Brig. Gen. Gavin Gardner, commander of Joint Munitions Command, discusses modernization efforts across the JMC Enterprise with Army leaders during the virtual AMC Commander’s Organic Industrial Base Summit July 7-8 (U.S. Army photo by Hayley Smith). (Photo Credit: Hayley Smith) VIEW ORIGINAL

ROCK ISLAND, Ill. – Providing munitions to warfighters across the globe is a team effort. To maintain its successful management of more than $59 billion of ammunition items for the U.S. armed forces, Joint Munitions Command and its subordinate arsenals, depots and ammo plants shared best practices with fellow leaders at the virtual AMC Commander’s Organic Industrial Base summit July 7-8.

Army Materiel Command, JMC’s higher headquarters and the four-star command that delivers all equipment, ammunition and resources to American troops, hosted the quarterly event for OIB site commanders, life-cycle management commanders and other stakeholders to participate in a dynamic, proactive interchange to discuss both current and anticipated needs of service members.

AMC senior leaders engaged directly with site commanders and emphasized the OIB sites’ importance to Soldier readiness.

“As we look at strategic readiness, what comes front and center is the Organic Industrial Base,” Gen.
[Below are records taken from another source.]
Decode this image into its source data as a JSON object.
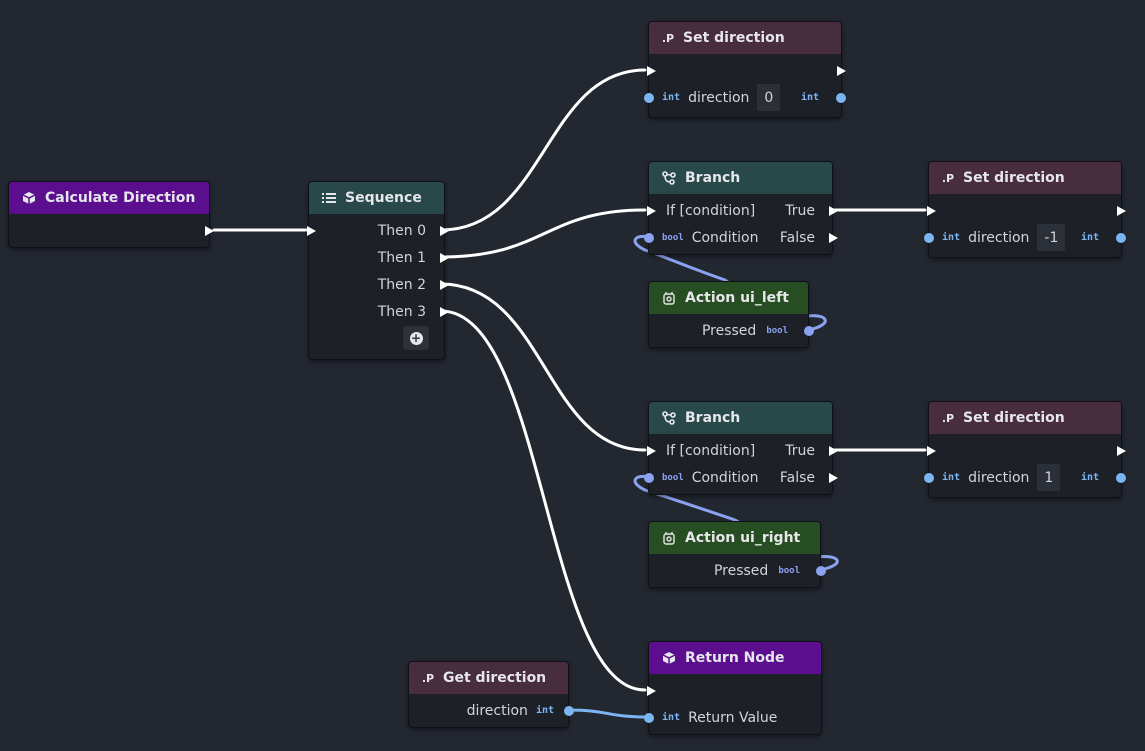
{
  "colors": {
    "background": "#232730",
    "function_header": "#5b0e8e",
    "flow_header": "#284849",
    "property_header": "#472d3e",
    "action_header": "#274e23",
    "exec_wire": "#ffffff",
    "int_port": "#7cb6f2",
    "bool_port": "#8aa2f0"
  },
  "icons": {
    "function": "cube-icon",
    "sequence": "list-icon",
    "property": "property-p-icon",
    "branch": "branch-icon",
    "action": "gamepad-icon",
    "add": "plus-circle-icon"
  },
  "nodes": {
    "calculate_direction": {
      "title": "Calculate Direction"
    },
    "sequence": {
      "title": "Sequence",
      "outputs": [
        "Then 0",
        "Then 1",
        "Then 2",
        "Then 3"
      ]
    },
    "set_direction_0": {
      "title": "Set direction",
      "prefix": ".P",
      "type": "int",
      "param": "direction",
      "value": "0",
      "out_type": "int"
    },
    "branch_left": {
      "title": "Branch",
      "if_label": "If [condition]",
      "true_label": "True",
      "condition_type": "bool",
      "condition_label": "Condition",
      "false_label": "False"
    },
    "set_direction_neg1": {
      "title": "Set direction",
      "prefix": ".P",
      "type": "int",
      "param": "direction",
      "value": "-1",
      "out_type": "int"
    },
    "action_left": {
      "title": "Action ui_left",
      "out_label": "Pressed",
      "out_type": "bool"
    },
    "branch_right": {
      "title": "Branch",
      "if_label": "If [condition]",
      "true_label": "True",
      "condition_type": "bool",
      "condition_label": "Condition",
      "false_label": "False"
    },
    "set_direction_1": {
      "title": "Set direction",
      "prefix": ".P",
      "type": "int",
      "param": "direction",
      "value": "1",
      "out_type": "int"
    },
    "action_right": {
      "title": "Action ui_right",
      "out_label": "Pressed",
      "out_type": "bool"
    },
    "return_node": {
      "title": "Return Node",
      "type": "int",
      "param": "Return Value"
    },
    "get_direction": {
      "title": "Get direction",
      "prefix": ".P",
      "out_label": "direction",
      "out_type": "int"
    }
  }
}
Ed Daly, AMC’s commanding general and the U.S. Army’s senior sustainer, said to the participants. “You are foundational and pivotal to that. I want to have this dialogue and discussion. How can we help you with OIB modernization efforts?”

Commanders from across AMC and the OIB discussed the current status of their organizations and how each command is modernizing to better serve the 21st-century warfighter.

Brig. Gen. Gavin Gardner, JMC commander, discussed the JMC enterprise’s overarching transformation plan and its coordination with its 14 subordinate organizations.

“JMC identified core mission competencies, strategic initiatives and desired time lines and end states across the enterprise as a whole,” Gardner said. “Our installations are developing their own individual modernization strategies based on each organization’s core competencies and circumstances.”

Col. Stephen Dondero, commander of JMC subordinate Crane Army Ammunition Activity, discussed the depot’s infrastructure improvements for key operations.

“We’re prioritizing upgrading the facilities for our validated capabilities,” Dondero said. “For pyrotechnics, CAAA provides infrared and visible illumination rounds and several others. In terms of countermeasures, we support 20-plus types of aircraft across three different services. That’s our bread and butter and why we prioritize those so highly.”

The focus on modernization is part of a greater Army-wide push to prepare for the conflicts of tomorrow by updating methodologies, workforce and infrastructure for future needs. Many organizations in the OIB, including CAAA, still operate in World War II-era buildings. JMC’s transformation strategy addresses these issues as the enterprise remains focused on producing, distributing, storing and demilitarizing conventional munitions for the American warfighter.